Tim Hetherington was best known as a photojournalist and
filmmaker. A man who toured the worlds hot spots taking still photographs and
moving images of war. Like Don McCullin
before him Hetherington wanted to record the extremities of human behaviour to
highlight the insanity of war, taking images of real people in unique
circumstances. In Which Way Is the Front Line from Here? The Life and Time of Tim
Hetherington (2013) friend and colleague Sebastian Junger has put
together a moving tribute to this rather affable man who was killed by an army
mortar in Misrata, Libya in April 2011 while he was covering the uprising
against the Gaddafi regime in what was known as the Arab Spring.
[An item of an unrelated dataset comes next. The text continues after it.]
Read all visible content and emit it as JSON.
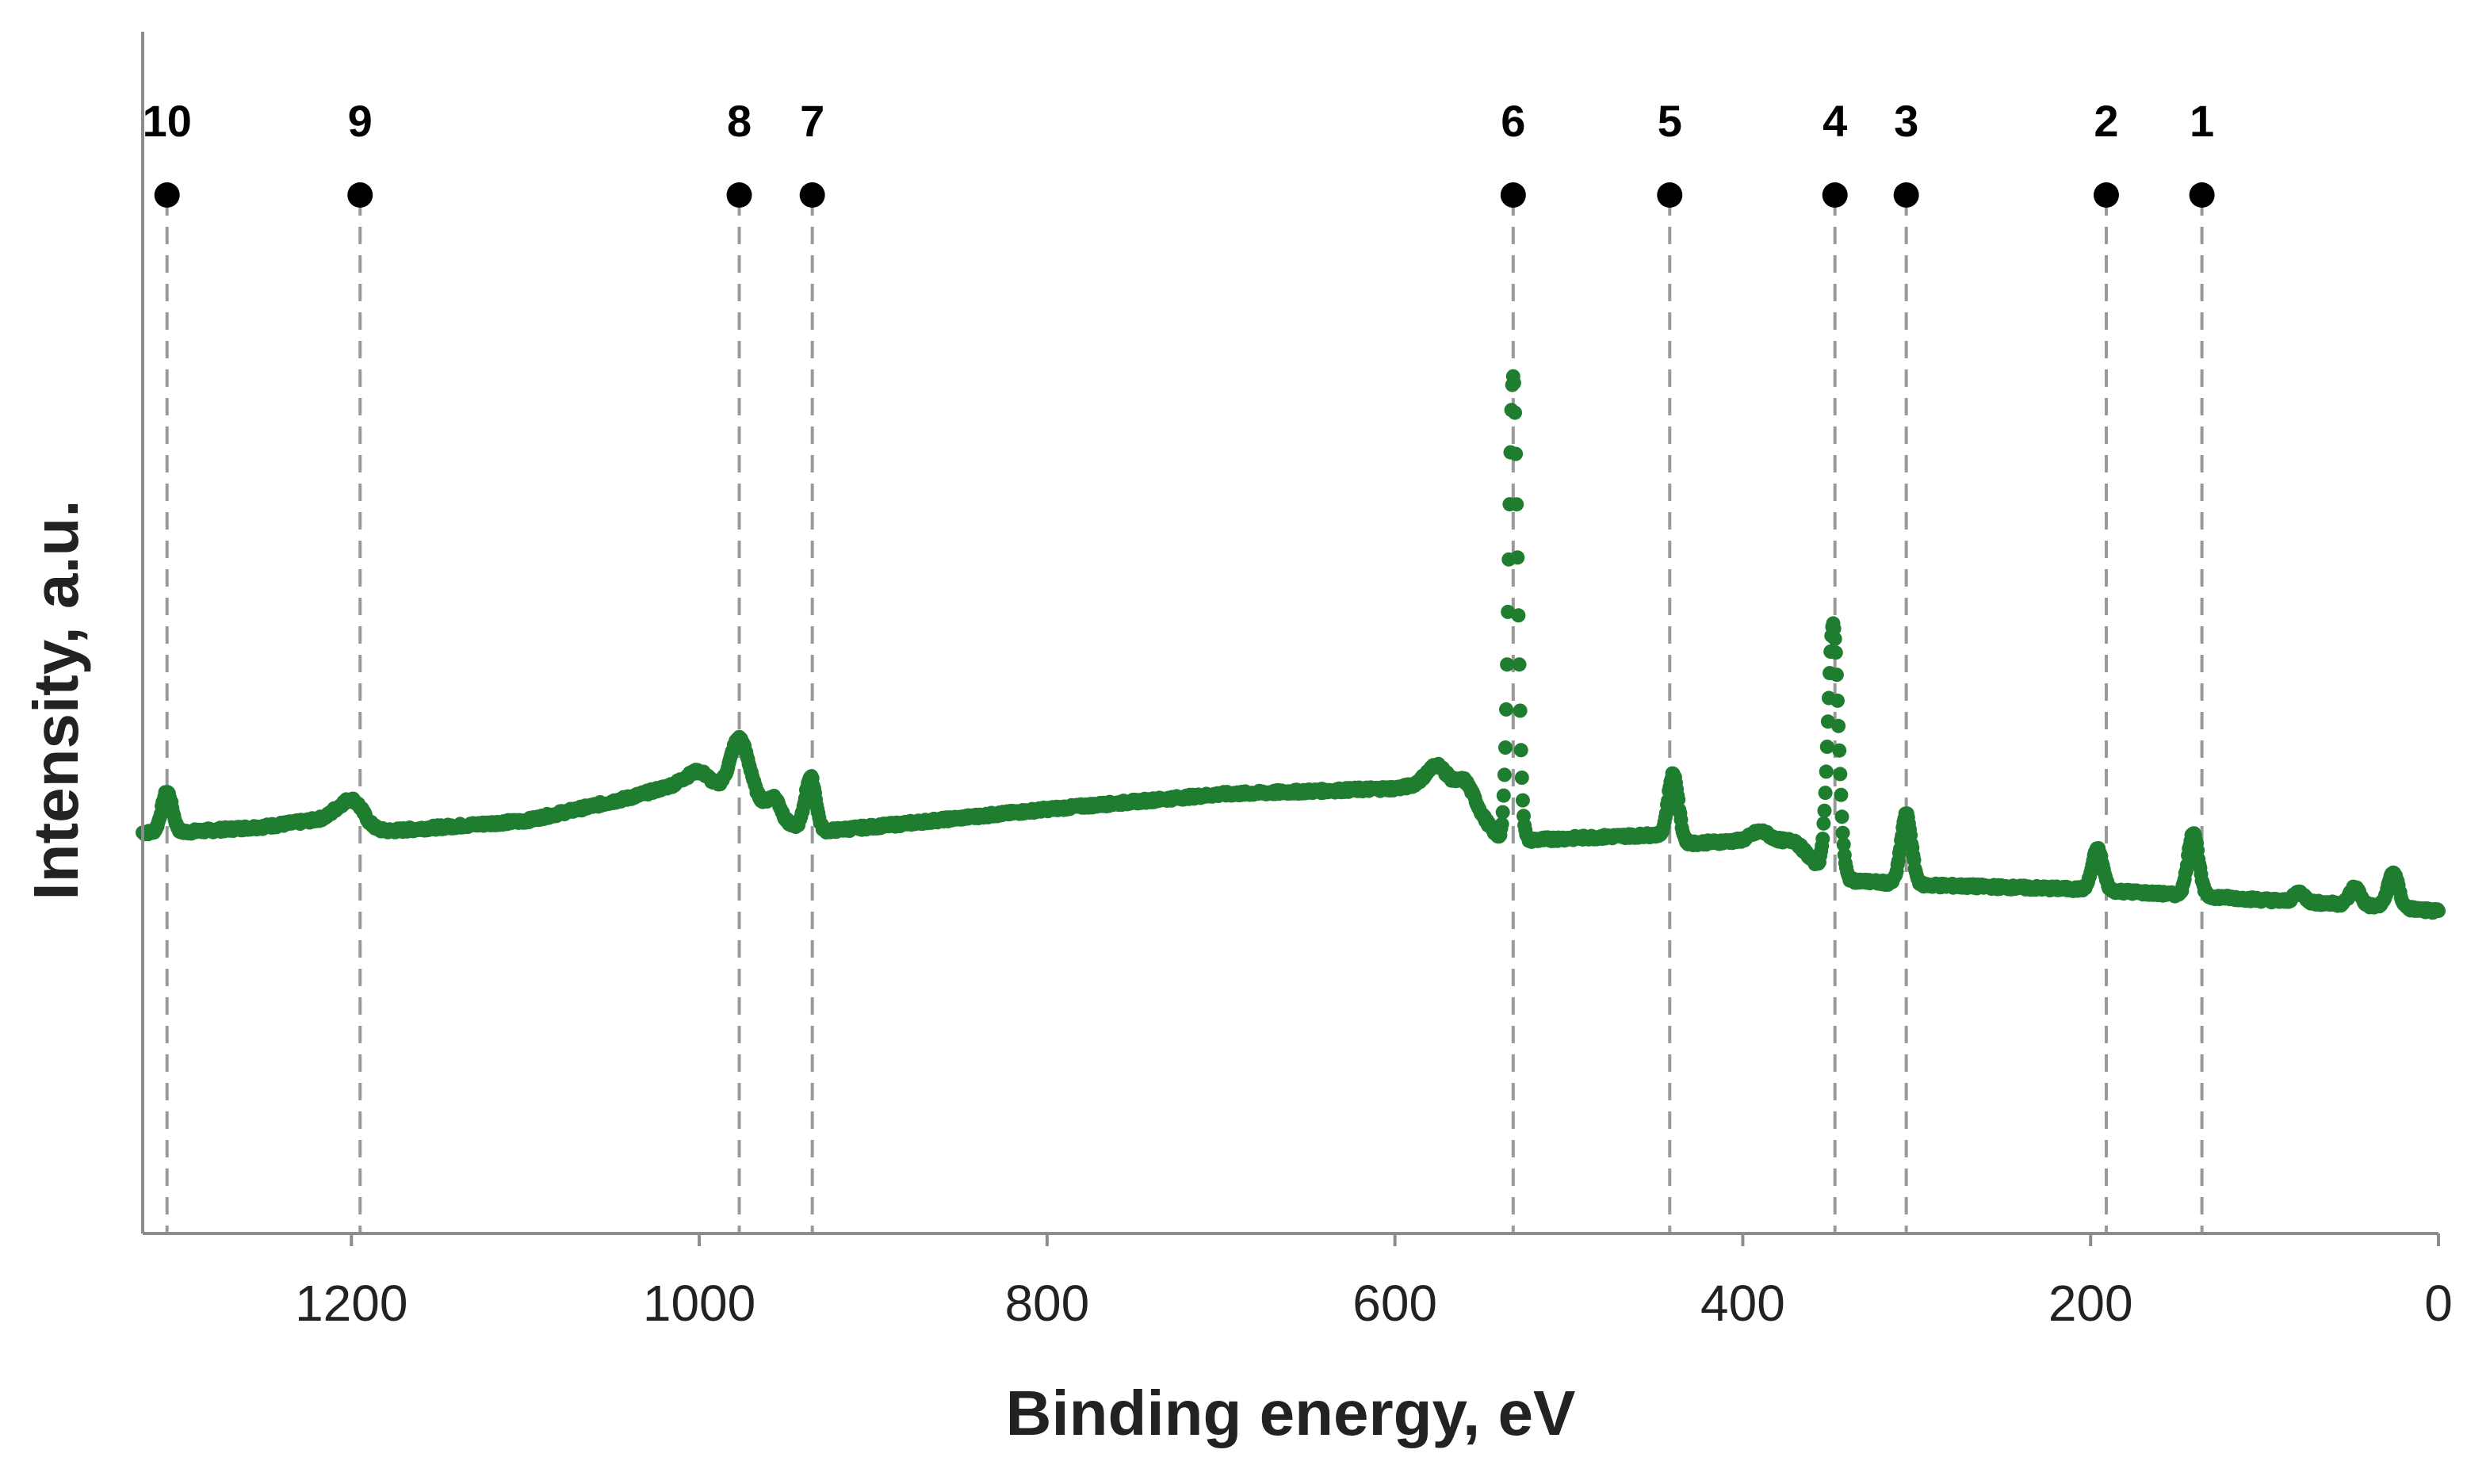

It was Junger
that was co-director on the Oscar nominated Restrepo (2010) a documentary that explores the 12 months the two
men spent in the dangerous Korengal Valley in Afghanistan embedded with a
Platoon of the 173rd Airborne Brigade Combat Team.
In the film we witness
Hetherington in Liberia, Afghanistan and Libya photographing images up there on
the front line, but the best of his work is not the graphic pictures of the
aftermath of some bloody battle that we witness on the daily news coverage that
impresses, but the more thoughtful shots like sleeping soldiers taken during
the filming of Restrepo or the boy
soldiers armed to the teeth and of course the people caught up in a war
situation through no fought of their own.
We hear that
Hetherington has complained to his parents that he had a problem getting and
keeping a girlfriend but he is told in no uncertain terms that this kind of
relationship will not happen while touring the world most of the year to take
photos in what could be described as dangerous situations! Like McCullin, our
young photojournalist does seemed addicted to war zones, and like the 18
and 19 year olds that actually fight in them it seems harder for him to adapt
to the quiet and serenity of life back home. Just before his death at 40 he did build a
relationship with the Somali/American film maker Idil Ibrahim whose was
probable in a better position to understand what drove Tim Hetherington to
return time and time again to situations that would directly threaten his life.
This documentary is very well put together and I found it sad and poignant that
such an engaging humanitarian would die whist carrying out a job that he
obviously loved. Take note this film deserves a far wider distribution.